Last week The New England Journal of Medicine, probably the most respected medical journal in the United States, reported in an article entitled, “Adverse Effects of Marijuana Use,” by four physicians and researchers that there is a substantial level of scientific confidence that the drug can result in addiction, memory and cognitive function damage, impairment of motor function, and long lasting negative changes in brain function. Their conclusion was that increased availability from legalization will significantly increase the negative health consequences to the population.

As shown in other studies, short term use makes it difficult to learn and retain information. Driving skills are impaired. Risky behavior and even paranoia and psychosis can result. Long term use can alter brain development, encourages dropping out of school, a lower IQ during adolescence, reduced satisfaction and achievement, chronic bronchitis, and an increased risk of schizophrenia.

Although the study advises that there can be other factors involved in these devastating results, the link between marijuana and social factors such as lower income, more public assistance, unemployment, criminal behavior, and a lower life satisfaction has been established by several studies. People who used the drug before driving were from 2 to 7 times as likely to be responsible for an accident than those who had not used alcohol or marijuana.

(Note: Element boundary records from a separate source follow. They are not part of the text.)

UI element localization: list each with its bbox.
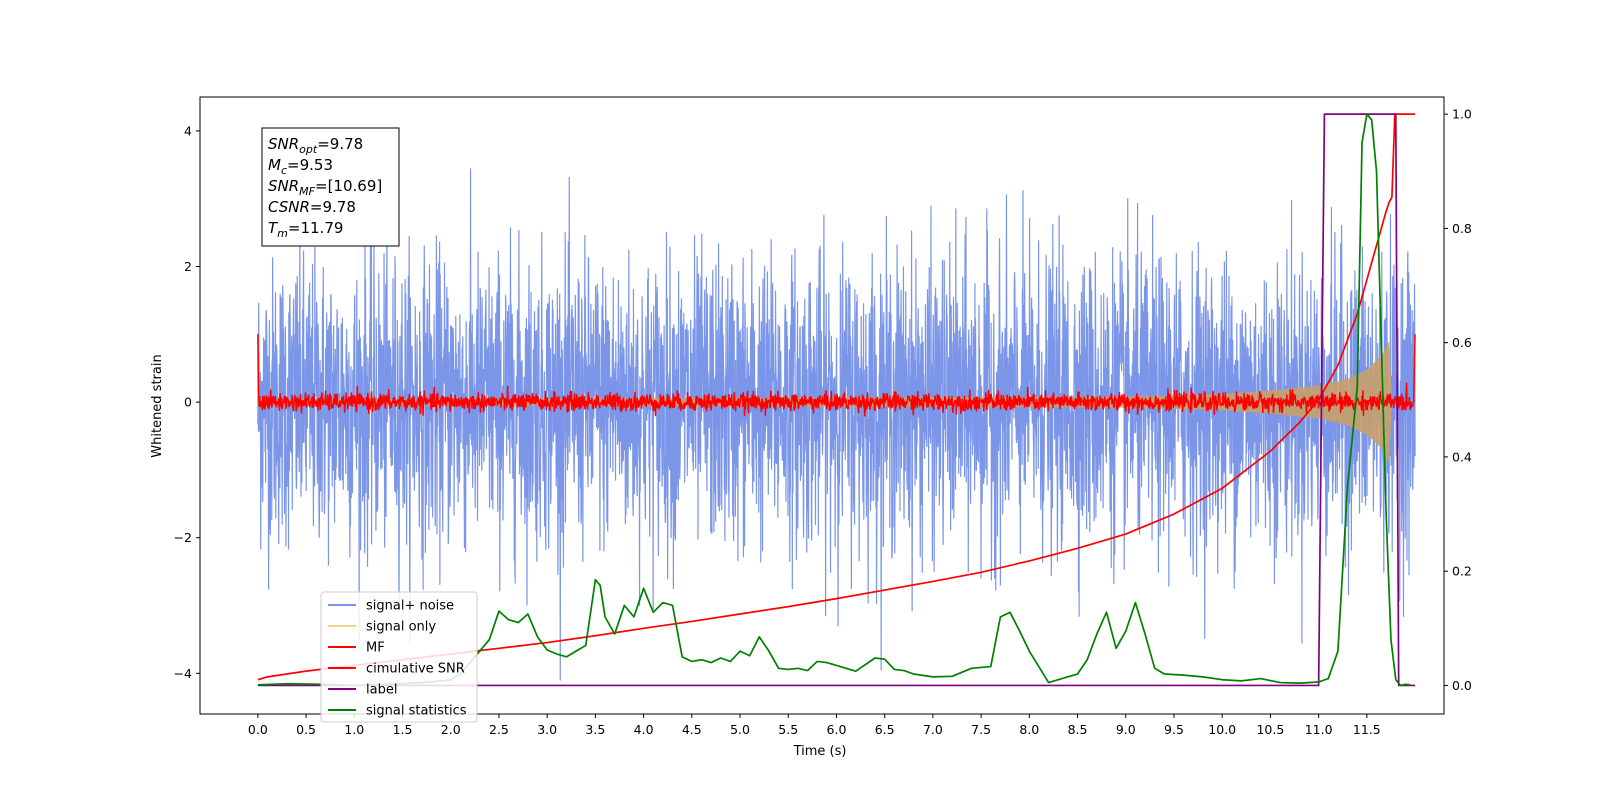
cumulative-snr-line — [257, 113, 1416, 681]
mf-line — [257, 334, 1416, 417]
x-tick-label: 6.5 — [875, 722, 895, 737]
legend: signal+ noise signal only MF cimulative SNR… — [320, 591, 478, 723]
legend-frame — [320, 591, 478, 723]
mf-series — [257, 334, 1416, 417]
x-tick-label: 3.0 — [537, 722, 557, 737]
y-left-tick-label: 2 — [184, 259, 192, 274]
annotation-line: SNRMF=[10.69] — [268, 177, 382, 198]
x-tick-label: 1.5 — [393, 722, 413, 737]
y-right-tick-label: 0.8 — [1452, 221, 1472, 236]
x-tick-label: 9.0 — [1116, 722, 1136, 737]
y-right-tick-label: 0.2 — [1452, 564, 1472, 579]
annotation-line: CSNR=9.78 — [268, 198, 356, 216]
x-tick-label: 2.5 — [489, 722, 509, 737]
legend-label: signal statistics — [366, 704, 467, 719]
y-right-tick-label: 0.4 — [1452, 449, 1472, 464]
x-axis-label: Time (s) — [793, 744, 847, 759]
x-tick-label: 7.0 — [923, 722, 943, 737]
x-tick-label: 5.0 — [730, 722, 750, 737]
legend-label: label — [366, 683, 397, 698]
y-axis-label: Whitened strain — [150, 354, 165, 457]
x-tick-label: 0.0 — [248, 722, 268, 737]
x-tick-label: 0.5 — [296, 722, 316, 737]
annotation-line: Tm=11.79 — [268, 219, 343, 240]
annotation-frame — [261, 127, 400, 247]
x-tick-label: 8.0 — [1019, 722, 1039, 737]
legend-label: MF — [366, 641, 385, 656]
legend-label: signal+ noise — [366, 599, 454, 614]
x-tick-label: 4.0 — [634, 722, 654, 737]
signal-statistics-line — [257, 113, 1411, 687]
y-left-tick-label: −2 — [174, 530, 192, 545]
x-tick-label: 7.5 — [971, 722, 991, 737]
annotation-line: Mc=9.53 — [268, 156, 333, 177]
y-left-tick-label: 4 — [184, 123, 192, 138]
y-axis-right: 0.0 0.2 0.4 0.6 0.8 1.0 — [1444, 107, 1472, 693]
x-tick-label: 8.5 — [1068, 722, 1088, 737]
right-axis-series — [257, 113, 1416, 687]
y-right-tick-label: 0.6 — [1452, 335, 1472, 350]
legend-label: cimulative SNR — [366, 662, 465, 677]
x-tick-label: 4.5 — [682, 722, 702, 737]
y-right-tick-label: 1.0 — [1452, 107, 1472, 122]
x-tick-label: 11.5 — [1353, 722, 1381, 737]
y-left-tick-label: −4 — [174, 666, 192, 681]
signal-noise-line — [257, 168, 1416, 681]
signal-noise-series — [257, 168, 1416, 681]
x-tick-label: 1.0 — [344, 722, 364, 737]
legend-label: signal only — [366, 620, 436, 635]
x-tick-label: 10.5 — [1256, 722, 1284, 737]
x-tick-label: 9.5 — [1164, 722, 1184, 737]
x-tick-label: 11.0 — [1305, 722, 1333, 737]
x-tick-label: 5.5 — [778, 722, 798, 737]
plot-area — [199, 96, 1445, 715]
x-tick-label: 2.0 — [441, 722, 461, 737]
x-tick-label: 10.0 — [1208, 722, 1236, 737]
x-tick-label: 6.0 — [827, 722, 847, 737]
y-axis-left: 4 2 0 −2 −4 — [174, 123, 200, 681]
y-right-tick-label: 0.0 — [1452, 678, 1472, 693]
annotation-line: SNRopt=9.78 — [268, 135, 363, 156]
y-left-tick-label: 0 — [184, 395, 192, 410]
plot-frame — [199, 96, 1445, 715]
annotation-box: SNRopt=9.78Mc=9.53SNRMF=[10.69]CSNR=9.78… — [261, 127, 400, 247]
x-tick-label: 3.5 — [585, 722, 605, 737]
x-axis: 0.0 0.5 1.0 1.5 2.0 2.5 3.0 3.5 4.0 4.5 5.0 5.5 6.0 6… — [248, 714, 1381, 737]
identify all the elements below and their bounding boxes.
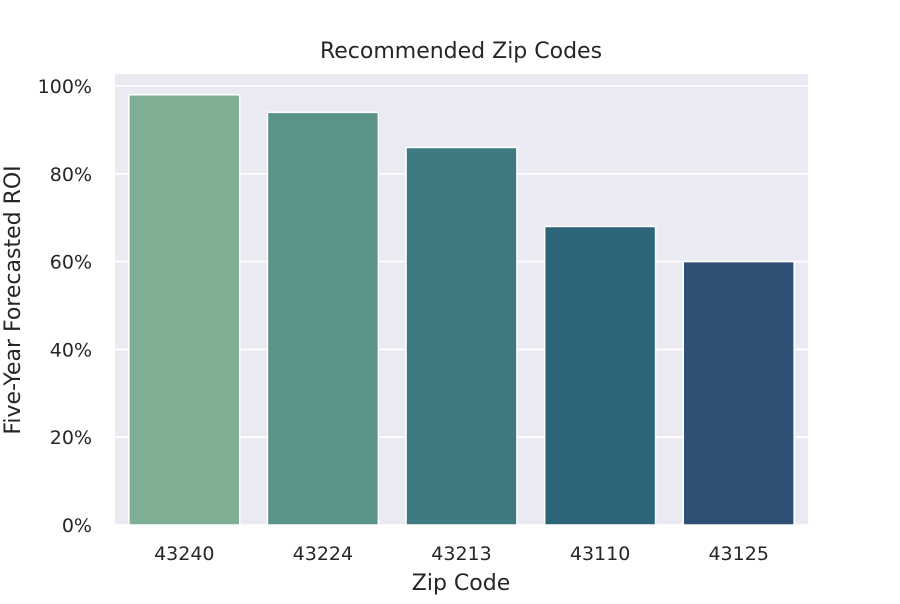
bar-43125 <box>682 260 795 526</box>
bar-43224 <box>266 111 380 526</box>
x-tick-label: 43224 <box>293 543 353 565</box>
y-tick-label: 0% <box>62 515 92 537</box>
y-tick-label: 100% <box>38 76 92 98</box>
y-tick-label: 40% <box>50 339 92 361</box>
x-tick-label: 43110 <box>570 543 630 565</box>
x-tick-label: 43240 <box>154 543 214 565</box>
bar-43110 <box>543 225 657 526</box>
x-tick-labels: 43240 43224 43213 43110 43125 <box>154 543 769 565</box>
bar-43240 <box>128 94 241 526</box>
y-axis-label: Five-Year Forecasted ROI <box>1 165 26 434</box>
y-tick-label: 80% <box>50 164 92 186</box>
y-tick-label: 20% <box>50 427 92 449</box>
x-tick-label: 43213 <box>431 543 491 565</box>
bar-43213 <box>405 146 518 526</box>
x-tick-label: 43125 <box>708 543 768 565</box>
y-tick-labels: 0% 20% 40% 60% 80% 100% <box>38 76 92 537</box>
x-axis-label: Zip Code <box>412 571 510 596</box>
y-tick-label: 60% <box>50 252 92 274</box>
bars <box>128 94 795 526</box>
chart-title: Recommended Zip Codes <box>320 39 602 64</box>
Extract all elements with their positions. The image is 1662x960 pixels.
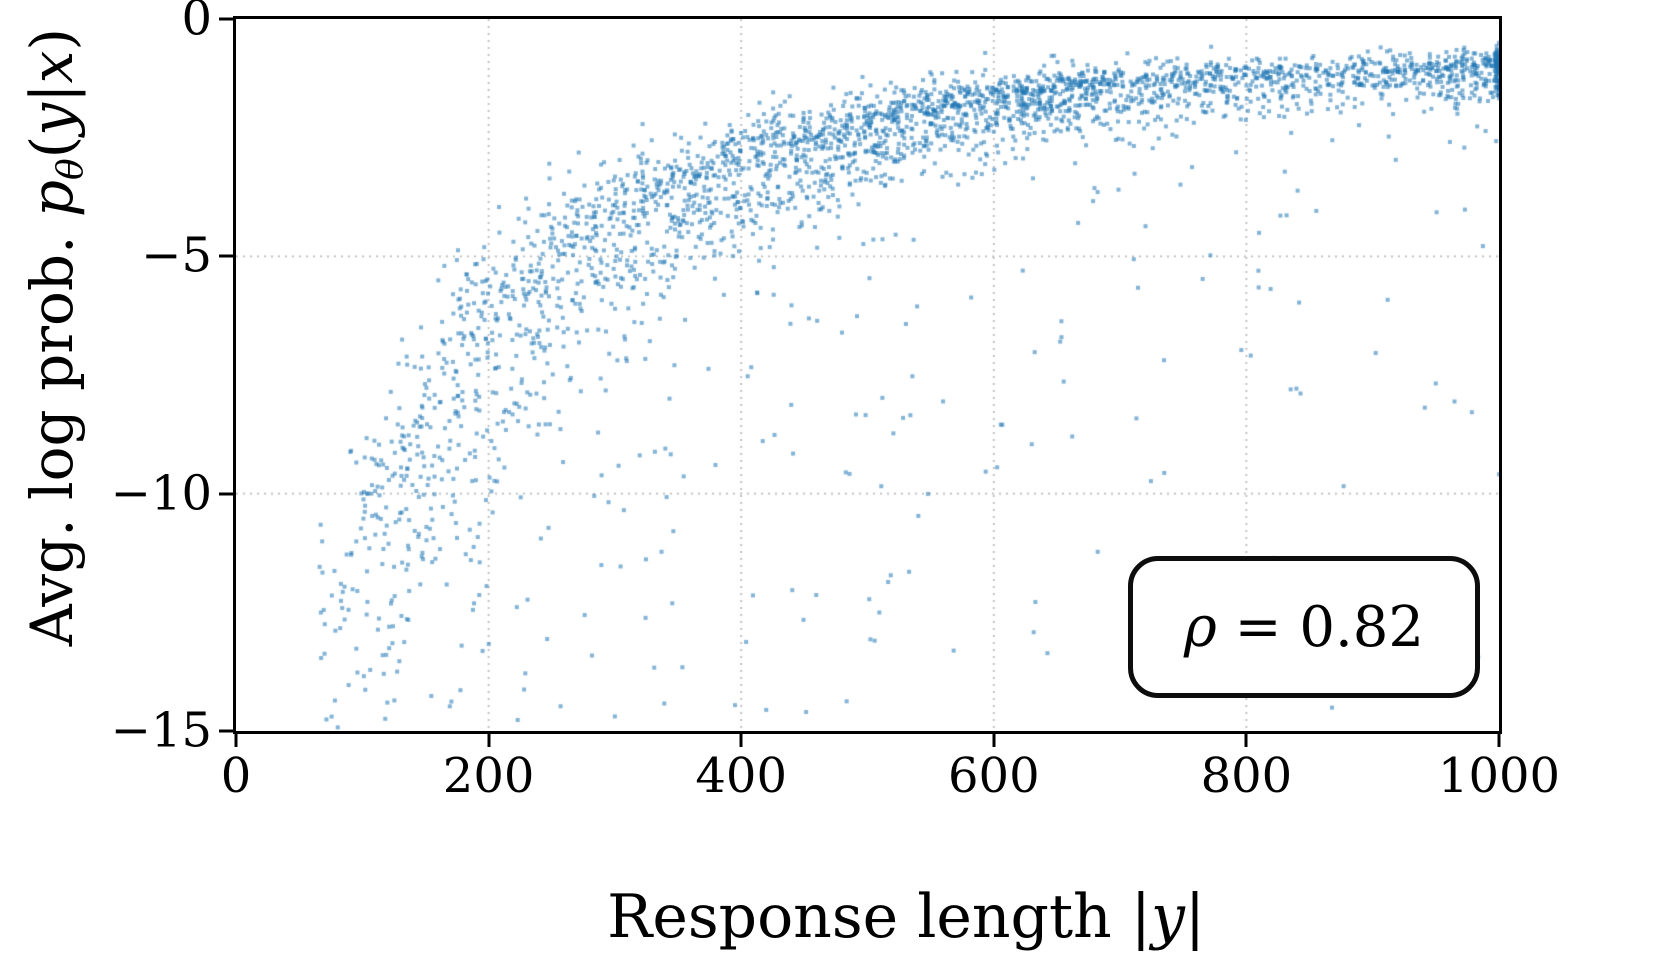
rho-value: = 0.82 [1216,594,1425,660]
y-axis-label-p: p [18,179,86,218]
y-tick-label: 0 [181,0,212,47]
x-axis-label-pipe-open: | [1130,882,1151,952]
x-axis-label: Response length |y| [531,812,1205,960]
x-tick-mark [1497,734,1501,747]
y-axis-label-theta-subscript: θ [50,158,92,180]
y-tick-mark [219,17,233,21]
x-tick-mark [1244,734,1248,747]
x-tick-label: 600 [947,748,1040,804]
x-axis-label-text: Response length [607,882,1131,952]
x-tick-mark [234,734,238,747]
x-axis-label-variable: y [1150,882,1185,952]
x-tick-mark [739,734,743,747]
x-tick-label: 1000 [1437,748,1561,804]
y-tick-label: −10 [110,465,212,522]
x-tick-label: 200 [442,748,535,804]
y-axis-label-pipe: | [18,83,86,103]
y-axis-label-open-paren: ( [18,135,86,159]
y-tick-mark [219,729,233,733]
x-axis-label-pipe-close: | [1184,882,1206,952]
y-axis-label-text: Avg. log prob. [18,217,86,647]
y-tick-mark [219,492,233,496]
x-tick-mark [992,734,996,747]
correlation-annotation: ρ = 0.82 [1128,556,1480,698]
x-tick-label: 800 [1200,748,1293,804]
y-axis-label: Avg. log prob. pθ(y|x) [0,28,154,720]
y-tick-label: −15 [110,702,212,759]
x-tick-label: 400 [695,748,787,804]
y-tick-mark [219,254,233,258]
rho-symbol: ρ [1183,594,1217,660]
x-tick-label: 0 [220,748,252,804]
y-axis-label-close-paren: ) [18,28,86,51]
x-tick-mark [487,734,491,747]
y-tick-label: −5 [141,227,212,284]
plot-area [233,16,1502,734]
y-axis-label-x: x [18,50,86,84]
y-axis-label-y: y [18,102,86,136]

The increase in the average potency of THC content continues to increase, from 3% in the 1980s to 12% in 2012. As the cultivation continues to become more sophisticated in states like Colorado and California, one could expect this figure to increase significantly and, correspondingly, to increase the extent of the adverse effects on increasing numbers of people in the population. Increased emergency room visits (100 % increase from 2004 to 2011) and reports to poison control centers (three times the number in legalization states) forcefully demonstrate that this phenomenon is well under way.

Importantly, this steep increase in the THC content also calls into question the validity of all of those studies done in previous decades. The assurances of those early studies, on which pro-legalization forces rely so heavily to assuage the reluctance of state legislators, are worth little in the face of these statistics and the recent medical studies.

The article reports that there is evidence that marijuana or other cannabinoids may benefit symptoms associated with certain clinical conditions such as glaucoma, nausea, inflammatory diseases, MS, and epilepsy. However, more research is necessary to confirm these findings, as well as to determine the most effective form of administration.

Since medical marijuana prescriptions issued to adults are a major source of recreational use by juveniles, states must develop an effective method of regulation, as well as education about the dangers of both inadvertent and commercial distribution for non-medical use. Anyone who reviews medical marijuana advertisements or talks to law enforcement officers about the level of therapeutics of many of such clinics, can only question whether the drug legalization is actually accomplishing a fraction of the benefits touted by its advocates.

Recently, I walked around Venice and Santa Monica beaches in southern California. The number and appearances of the “medical” marijuana clinics in the narrow streets leading to the beaches were strikingly non-medical to everyone I was with. The medical purpose of such businesses seemed like a joke. A local federal agent confirmed that the great majority of the large amounts dispensed were universally known to be used recreationally and were so ubiquitous as to be unenforceable. The genie was out of the bottle.

Twenty-two states have legalized marijuana use in some form or another. One can only hope that other states will pause in this trend and consider the mounting medical evidence of significant health and well being problems in so many different categories. Perhaps studies in the 22 states will demonstrate that the cost of these policies is so great as to demand reconsideration.